Re: QUERY Verb Proposal from henry.story@bblfish.net on 2015-01-20 (public-ldp-wg@w3.org from January 2015)

From: <henry.story@bblfish.net>
Date: Tue, 20 Jan 2015 15:00:06 +0100
To: Yves Lafon <ylafon@w3.org>
Cc: Sandro Hawke <sandro@w3.org>, ashok malhotra <ashok.malhotra@oracle.com>, public-ldp-wg@w3.org
Message-Id: <C825662A-09FC-40BF-8DB3-F01151AD1606@bblfish.net>
> On 20 Jan 2015, at 14:22, Yves Lafon <ylafon@w3.org> wrote:
> 
> On Tue, 20 Jan 2015, henry.story@bblfish.net wrote:
> 
>>> One of the reasons the HTTP WG is very unlikely to standardize this is that there's so little technical advantage to doing this with a new verb (at least as far as I can see).  The main reasons would be queries > 2k, but your saved queries solve that, and allowing intermediate nodes to understand and cache based on query semantics, ... and MAYBE the Get option would allow that.
>> 
>> Some of the disadvantages of your approach I can think of at present:
>> 
>> ? Queries are limited to < 2k
> Source?
> 
> http://tools.ietf.org/html/rfc7230#section-3.1.1
> <<
>  HTTP does not place a predefined limit on the length of a
>  request-line, as described in Section 2.5.  A server that receives a
>  method longer than any that it implements SHOULD respond with a 501
>  (Not Implemented) status code.  A server that receives a request-target
>  longer than any URI it wishes to parse MUST respond with a 414 (URI Too
>  Long) status code (see Section 6.5.12 of [RFC7231]).
> 
>  Various ad hoc limitations on request-line length are found in
>  practice.  It is RECOMMENDED that all HTTP senders and recipients
>  support, at a minimum, request-line lengths of 8000 octets.

Things may have changed. When I worked at AltaVista in 2001 there was a 
limit of 2k for URL due  old proxies, etc... Still there is a limit as
indicated there, and there has to be one, or else denial of service attacks
through creation of infinitely long URIs would be all to easy. ( I broke
a server once by just sending it infinitely long headers, via a shell
script :-)

Consider also that you may be using a large number of ontologies which 
you need to use the prefix for which you have then to encode and which you have
to paste onto your intial query URL. It should be clear that  to put URLs inside 
of URLs you are going to end up breaking the limit above.

> 
>> ? URLs are no longer opaque.
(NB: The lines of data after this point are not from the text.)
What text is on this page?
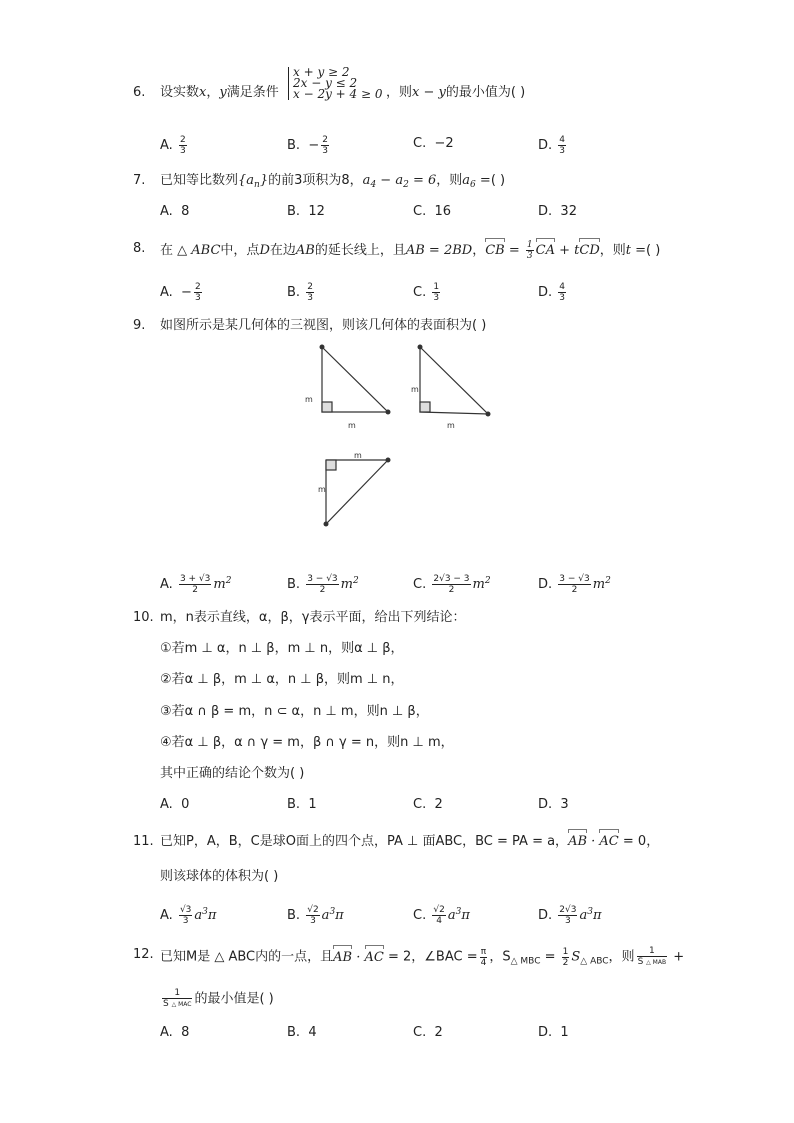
6. 设实数x，y满足条件
x + y ≥ 2
2x − y ≤ 2
x − 2y + 4 ≥ 0 ，则x − y的最小值为( )
A. $\frac{2}{3}$	B.  − $\frac{2}{3}$	C. −2	D. $\frac{4}{3}$
7. 已知等比数列$\{a_n\}$的前3项积为8，$a_4 - a_2 = 6$，则$a_6$ =( )
A. 8	B. 12	C. 16	D. 32
8. 在 △ ABC中，点D在边AB的延长线上，且AB = 2BD，CB = $\frac{1}{3}$ CA + tCD，则t =( )
A.  − $\frac{2}{3}$	B. $\frac{2}{3}$	C. $\frac{1}{3}$	D. $\frac{4}{3}$
9. 如图所示是某几何体的三视图，则该几何体的表面积为( )
m
m
m
m
m
m
A. $\frac{3 + √3}{2} m^2$	B. $\frac{3 - √3}{2} m^2$	C. $\frac{2√3 - 3}{2} m^2$	D. $\frac{3 - √3}{2} m^2$
10. m，n表示直线，α，β，γ表示平面，给出下列结论：
①若m ⊥ α，n ⊥ β，m ⊥ n，则α ⊥ β，
②若α ⊥ β，m ⊥ α，n ⊥ β，则m ⊥ n，
③若α ∩ β = m，n ⊂ α，n ⊥ m，则n ⊥ β，
④若α ⊥ β，α ∩ γ = m，β ∩ γ = n，则n ⊥ m，
其中正确的结论个数为( )
A. 0	B. 1	C. 2	D. 3
11. 已知P，A，B，C是球O面上的四个点，PA ⊥ 面ABC，BC = PA = a，AB · AC = 0，
则该球体的体积为( )
A. $\frac{√3}{3} a^3\pi$	B. $\frac{√2}{3} a^3\pi$	C. $\frac{√2}{4} a^3\pi$	D. $\frac{2√3}{3} a^3\pi$
12. 已知M是 △ ABC内的一点，且AB · AC = 2，∠BAC = $\frac{\pi}{4}$ ，$S_{\triangle MBC} = \frac{1}{2} S_{\triangle ABC}$，则 $\frac{1}{\text{S △ MAB}}$ +
$\frac{1}{\text{S △ MAC}}$ 的最小值是( )
A. 8	B. 4	C. 2	D. 1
You can see this by considering the following:
>> - if a cache wants to use the query URL to build up a partial representation of
>> the original document, it would need to parse the query URL. So we end up with mime
>> type information in the URL.
> URL templates anyone? <http://tools.ietf.org/html/rfc6570>

To mandate that breaks web architecture and is bad for security. 
What if you want to develop URLs that are as opaque as possible 
to avoid people reading links being able to determine what it is 
referring to? 
This type of things works for form based queries because the
form is generated by the server that then is going to parse the 
query. If you want an open web where any service can make a query
then you need something more generic than that. If you make it as
generic as the QUERY verb proposed here, then you end up putting
a language into the URL with a mime type as indeed was proposed by
Sandro.

URL encoding SPARQL queries is just ugly for any number of reasons.

> 
>> - If the cache sees the query URL but does not know that the original resource
>> is pointing to it, then it cannot build up the cache ( and it cannot know this
>> without itself doing a GET on the original URL, because otherwise how would it deal
>> with lying resources that claim to be partial representations of other URLs? )
>> ? URL explosion: one ends up with a lot more URLs - and hence resource - than needed,
>> with most resources being just partial representation of resources, instead of
>> building up slowly complete representation of resources.
> Querying something on the web using URIs is hardly new.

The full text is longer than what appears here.